Tuesday, September 30, 2014
Before Samantha was born, we knew she had microcephaly. I remember the word being thrown around, but I had no idea what it was or what it meant. Basically, the only thing I heard was the teacher in Charlie Brown spewing out terms and a whole lotta nonsense. Oh yeah, and my undying faith that everything would be ok and she wouldn't have this mico-whatever-it-is for long.
Fast forward 8 beautiful years.
I have a daughter who has microcephaly. It didn't go away. In fact, the severity of it increased. There is still so much about microcephaly that we don't know, but there is a whole lotta stuff that I do know, that isn't nonsense to me anymore. Stuff I know...that I have one awesome daughter. And I'm not talking just cool...she is that...but I mean AWE.SOME. And you know what? I have come to realize that a lot of that awesomeness is wrapped up with this microcephaly business.
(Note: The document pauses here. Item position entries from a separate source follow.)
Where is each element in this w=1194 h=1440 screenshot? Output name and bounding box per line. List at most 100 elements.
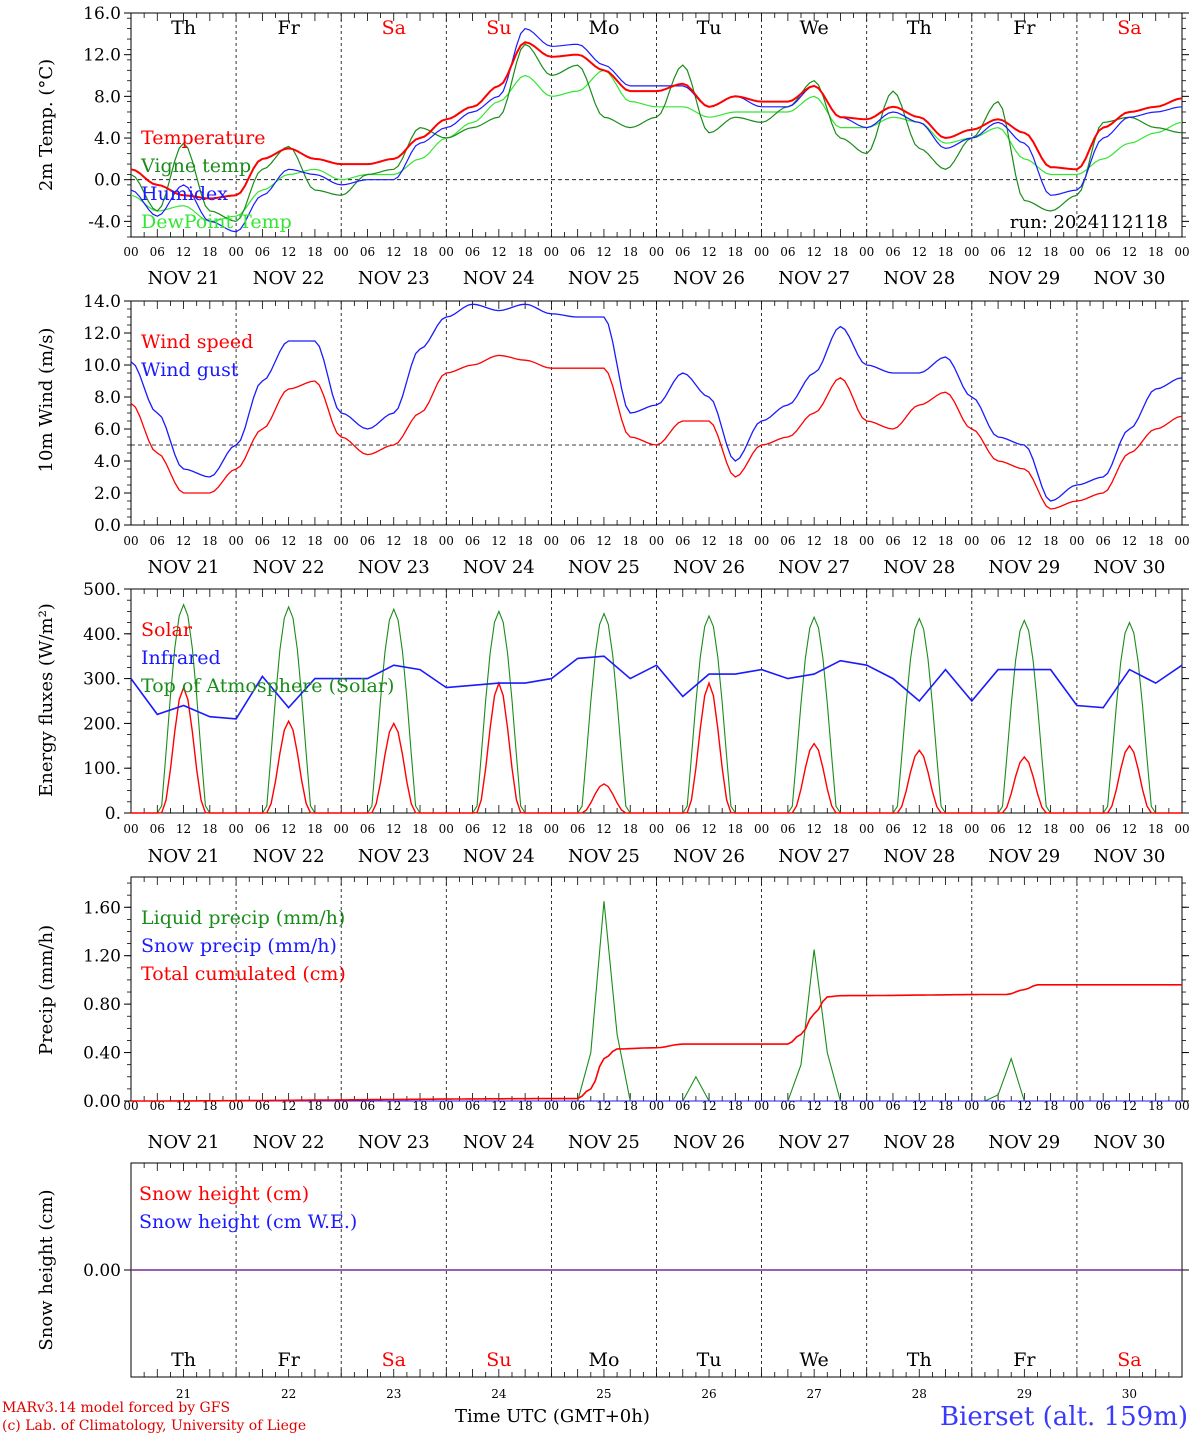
run-label: run: 2024112118 — [1010, 212, 1168, 233]
date-label: NOV 30 — [1094, 846, 1166, 867]
hour-tick-label: 18 — [1148, 822, 1163, 836]
date-label: NOV 21 — [148, 268, 220, 289]
y-tick-label: 0.40 — [83, 1044, 121, 1064]
hour-tick-label: 06 — [990, 1099, 1005, 1113]
date-label: NOV 23 — [358, 1132, 430, 1153]
day-number: 27 — [807, 1387, 822, 1401]
hour-tick-label: 00 — [228, 1099, 243, 1113]
hour-tick-label: 00 — [439, 534, 454, 548]
hour-tick-label: 00 — [1174, 822, 1189, 836]
hour-tick-label: 06 — [675, 1099, 690, 1113]
date-label: NOV 23 — [358, 846, 430, 867]
hour-tick-label: 18 — [517, 534, 532, 548]
hour-tick-label: 06 — [990, 245, 1005, 259]
hour-tick-label: 06 — [150, 534, 165, 548]
legend-entry: Solar — [141, 619, 193, 641]
hour-tick-label: 00 — [964, 534, 979, 548]
day-number: 28 — [912, 1387, 927, 1401]
date-label: NOV 26 — [673, 846, 745, 867]
hour-tick-label: 18 — [938, 245, 953, 259]
hour-tick-label: 06 — [1096, 1099, 1111, 1113]
y-tick-label: 4.0 — [94, 452, 121, 472]
hour-tick-label: 00 — [228, 534, 243, 548]
legend-entry: Wind gust — [141, 359, 239, 381]
hour-tick-label: 06 — [1096, 534, 1111, 548]
footer-credits: MARv3.14 model forced by GFS (c) Lab. of… — [2, 1399, 306, 1435]
hour-tick-label: 06 — [885, 245, 900, 259]
hour-tick-label: 18 — [938, 1099, 953, 1113]
day-number: 21 — [176, 1387, 191, 1401]
x-axis-label: Time UTC (GMT+0h) — [455, 1406, 650, 1427]
date-label: NOV 29 — [988, 268, 1060, 289]
date-label: NOV 30 — [1094, 1132, 1166, 1153]
hour-tick-label: 18 — [623, 534, 638, 548]
date-label: NOV 22 — [253, 1132, 325, 1153]
hour-tick-label: 12 — [491, 822, 506, 836]
hour-tick-label: 18 — [1043, 534, 1058, 548]
y-axis-label: Energy fluxes (W/m²) — [36, 603, 57, 797]
footer-credit-line: (c) Lab. of Climatology, University of L… — [2, 1418, 307, 1434]
hour-tick-label: 06 — [570, 822, 585, 836]
hour-tick-label: 00 — [859, 245, 874, 259]
hour-tick-label: 12 — [701, 822, 716, 836]
hour-tick-label: 00 — [544, 245, 559, 259]
day-name-top: Mo — [588, 17, 619, 39]
hour-tick-label: 06 — [150, 1099, 165, 1113]
panel-frame — [130, 300, 1183, 526]
hour-tick-label: 12 — [596, 822, 611, 836]
hour-tick-label: 12 — [491, 245, 506, 259]
hour-tick-label: 18 — [202, 822, 217, 836]
date-label: NOV 23 — [358, 268, 430, 289]
date-label: NOV 29 — [988, 846, 1060, 867]
hour-tick-label: 12 — [1122, 534, 1137, 548]
hour-tick-label: 12 — [176, 534, 191, 548]
hour-tick-label: 06 — [570, 534, 585, 548]
hour-tick-label: 12 — [1017, 245, 1032, 259]
hour-tick-label: 12 — [281, 822, 296, 836]
hour-tick-label: 06 — [360, 1099, 375, 1113]
hour-tick-label: 18 — [1148, 245, 1163, 259]
y-tick-label: 400. — [83, 625, 121, 645]
y-tick-label: 1.20 — [83, 947, 121, 967]
hour-tick-label: 06 — [570, 1099, 585, 1113]
date-label: NOV 24 — [463, 846, 535, 867]
day-name-bottom: Sa — [382, 1349, 406, 1371]
hour-tick-label: 06 — [675, 534, 690, 548]
hour-tick-label: 18 — [517, 1099, 532, 1113]
legend-entry: Vigne temp — [140, 155, 251, 177]
hour-tick-label: 00 — [439, 245, 454, 259]
y-tick-label: 14.0 — [83, 292, 121, 312]
hour-tick-label: 18 — [412, 245, 427, 259]
hour-tick-label: 18 — [307, 245, 322, 259]
y-tick-label: 0. — [105, 804, 121, 824]
series-line-humidex — [130, 27, 1183, 233]
series-line-solar — [131, 680, 1182, 814]
y-axis-label: 2m Temp. (°C) — [36, 59, 57, 191]
hour-tick-label: 12 — [596, 245, 611, 259]
date-label: NOV 28 — [883, 1132, 955, 1153]
hour-tick-label: 12 — [1122, 822, 1137, 836]
date-label: NOV 21 — [148, 1132, 220, 1153]
hour-tick-label: 12 — [281, 245, 296, 259]
y-tick-label: 0.0 — [94, 171, 121, 191]
hour-tick-label: 12 — [807, 1099, 822, 1113]
legend-entry: Top of Atmosphere (Solar) — [141, 675, 394, 697]
hour-tick-label: 06 — [255, 534, 270, 548]
hour-tick-label: 12 — [596, 534, 611, 548]
series-line-dewpoint-temp — [130, 69, 1183, 223]
date-label: NOV 30 — [1094, 268, 1166, 289]
hour-tick-label: 00 — [1069, 1099, 1084, 1113]
hour-tick-label: 06 — [150, 245, 165, 259]
y-axis-label: 10m Wind (m/s) — [36, 328, 57, 473]
hour-tick-label: 00 — [334, 1099, 349, 1113]
hour-tick-label: 18 — [517, 822, 532, 836]
day-name-bottom: Fr — [1013, 1349, 1036, 1371]
day-number: 26 — [701, 1387, 716, 1401]
hour-tick-label: 12 — [596, 1099, 611, 1113]
panel-frame — [130, 12, 1183, 238]
y-axis-label: Precip (mm/h) — [36, 925, 57, 1055]
hour-tick-label: 00 — [1069, 534, 1084, 548]
y-tick-label: 0.00 — [83, 1092, 121, 1112]
hour-tick-label: 12 — [176, 1099, 191, 1113]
Don't get me wrong, she would be awesome without it too...but I can't deny that her diagnosis...her struggles...all her imperfections make her all the more perfect. So much better of a person than I am. She is who I want to be like.
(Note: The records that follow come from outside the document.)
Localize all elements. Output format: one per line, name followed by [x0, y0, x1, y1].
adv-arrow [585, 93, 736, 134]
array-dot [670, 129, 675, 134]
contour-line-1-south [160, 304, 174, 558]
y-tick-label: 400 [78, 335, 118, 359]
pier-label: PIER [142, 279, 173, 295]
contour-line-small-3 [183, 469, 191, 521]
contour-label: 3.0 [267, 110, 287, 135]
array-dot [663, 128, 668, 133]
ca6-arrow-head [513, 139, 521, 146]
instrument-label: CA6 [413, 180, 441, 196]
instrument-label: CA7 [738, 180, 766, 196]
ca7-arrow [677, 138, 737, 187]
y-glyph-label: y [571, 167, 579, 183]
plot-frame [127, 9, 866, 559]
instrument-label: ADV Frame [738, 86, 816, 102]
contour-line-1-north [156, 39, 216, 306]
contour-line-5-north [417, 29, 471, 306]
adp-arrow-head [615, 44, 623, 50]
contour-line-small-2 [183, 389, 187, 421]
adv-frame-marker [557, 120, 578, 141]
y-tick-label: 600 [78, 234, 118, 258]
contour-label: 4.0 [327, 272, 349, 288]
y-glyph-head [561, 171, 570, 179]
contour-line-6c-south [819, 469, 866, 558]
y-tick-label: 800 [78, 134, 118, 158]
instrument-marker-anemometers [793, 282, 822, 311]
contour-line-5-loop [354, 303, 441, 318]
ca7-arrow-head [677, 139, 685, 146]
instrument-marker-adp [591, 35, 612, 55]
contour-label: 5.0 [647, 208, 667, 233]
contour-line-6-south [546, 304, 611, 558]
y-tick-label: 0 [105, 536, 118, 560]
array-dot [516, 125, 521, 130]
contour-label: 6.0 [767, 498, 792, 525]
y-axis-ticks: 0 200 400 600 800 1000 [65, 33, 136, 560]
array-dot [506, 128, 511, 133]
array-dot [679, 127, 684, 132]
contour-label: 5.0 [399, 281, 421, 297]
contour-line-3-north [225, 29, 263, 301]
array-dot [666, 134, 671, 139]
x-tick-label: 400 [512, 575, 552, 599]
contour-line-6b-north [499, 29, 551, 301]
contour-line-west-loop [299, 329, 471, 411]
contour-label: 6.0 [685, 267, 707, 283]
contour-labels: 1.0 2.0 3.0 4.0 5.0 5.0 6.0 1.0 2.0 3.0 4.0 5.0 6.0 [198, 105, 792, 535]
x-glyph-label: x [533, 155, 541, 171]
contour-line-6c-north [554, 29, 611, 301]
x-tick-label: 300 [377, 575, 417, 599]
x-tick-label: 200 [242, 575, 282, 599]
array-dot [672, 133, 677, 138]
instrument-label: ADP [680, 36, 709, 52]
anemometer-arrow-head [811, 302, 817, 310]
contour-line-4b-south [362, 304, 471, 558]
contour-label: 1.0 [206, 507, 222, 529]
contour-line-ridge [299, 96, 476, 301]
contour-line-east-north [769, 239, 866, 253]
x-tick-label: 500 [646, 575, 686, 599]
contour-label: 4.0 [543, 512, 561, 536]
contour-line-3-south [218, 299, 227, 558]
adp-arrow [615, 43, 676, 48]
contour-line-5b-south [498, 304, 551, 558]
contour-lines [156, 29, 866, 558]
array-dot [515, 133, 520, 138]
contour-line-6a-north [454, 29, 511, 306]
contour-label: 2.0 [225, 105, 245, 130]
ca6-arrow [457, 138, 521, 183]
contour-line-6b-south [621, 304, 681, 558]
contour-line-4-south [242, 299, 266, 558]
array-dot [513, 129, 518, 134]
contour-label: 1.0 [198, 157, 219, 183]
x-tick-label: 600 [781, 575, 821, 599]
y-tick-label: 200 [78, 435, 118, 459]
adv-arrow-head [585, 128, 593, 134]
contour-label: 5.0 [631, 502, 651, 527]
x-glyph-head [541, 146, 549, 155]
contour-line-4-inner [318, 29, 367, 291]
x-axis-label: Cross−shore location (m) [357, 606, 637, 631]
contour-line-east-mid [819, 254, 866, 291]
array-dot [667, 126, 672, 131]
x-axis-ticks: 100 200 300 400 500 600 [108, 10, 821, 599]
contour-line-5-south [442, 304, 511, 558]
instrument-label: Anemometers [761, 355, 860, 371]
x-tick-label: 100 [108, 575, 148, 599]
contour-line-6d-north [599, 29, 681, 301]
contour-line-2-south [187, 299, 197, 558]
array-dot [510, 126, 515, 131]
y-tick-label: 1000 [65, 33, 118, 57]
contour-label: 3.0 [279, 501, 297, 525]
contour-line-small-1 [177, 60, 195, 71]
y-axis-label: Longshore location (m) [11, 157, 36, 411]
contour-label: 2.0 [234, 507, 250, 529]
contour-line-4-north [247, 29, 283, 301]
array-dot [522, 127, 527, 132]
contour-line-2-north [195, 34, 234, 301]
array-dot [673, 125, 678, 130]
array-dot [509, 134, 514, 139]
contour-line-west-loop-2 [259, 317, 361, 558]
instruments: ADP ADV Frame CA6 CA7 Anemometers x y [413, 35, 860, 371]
Today, we wear yellow (Callie wears specks of it, but it counts) with others to remind ourselves that light shines from our children, no matter what size their 'ole head is. That Sammy may have a small head, but I think it's the heart that matters to the Lord. I mean, isn't it true? Who has a greater impact on our lives, in a long run, someone who looks perfect, or someone whose heart is so large you just feel good around them? I say it's about the size of the heart.
I love our Sammykins! And today we celebrate Microcephaly Awareness Day!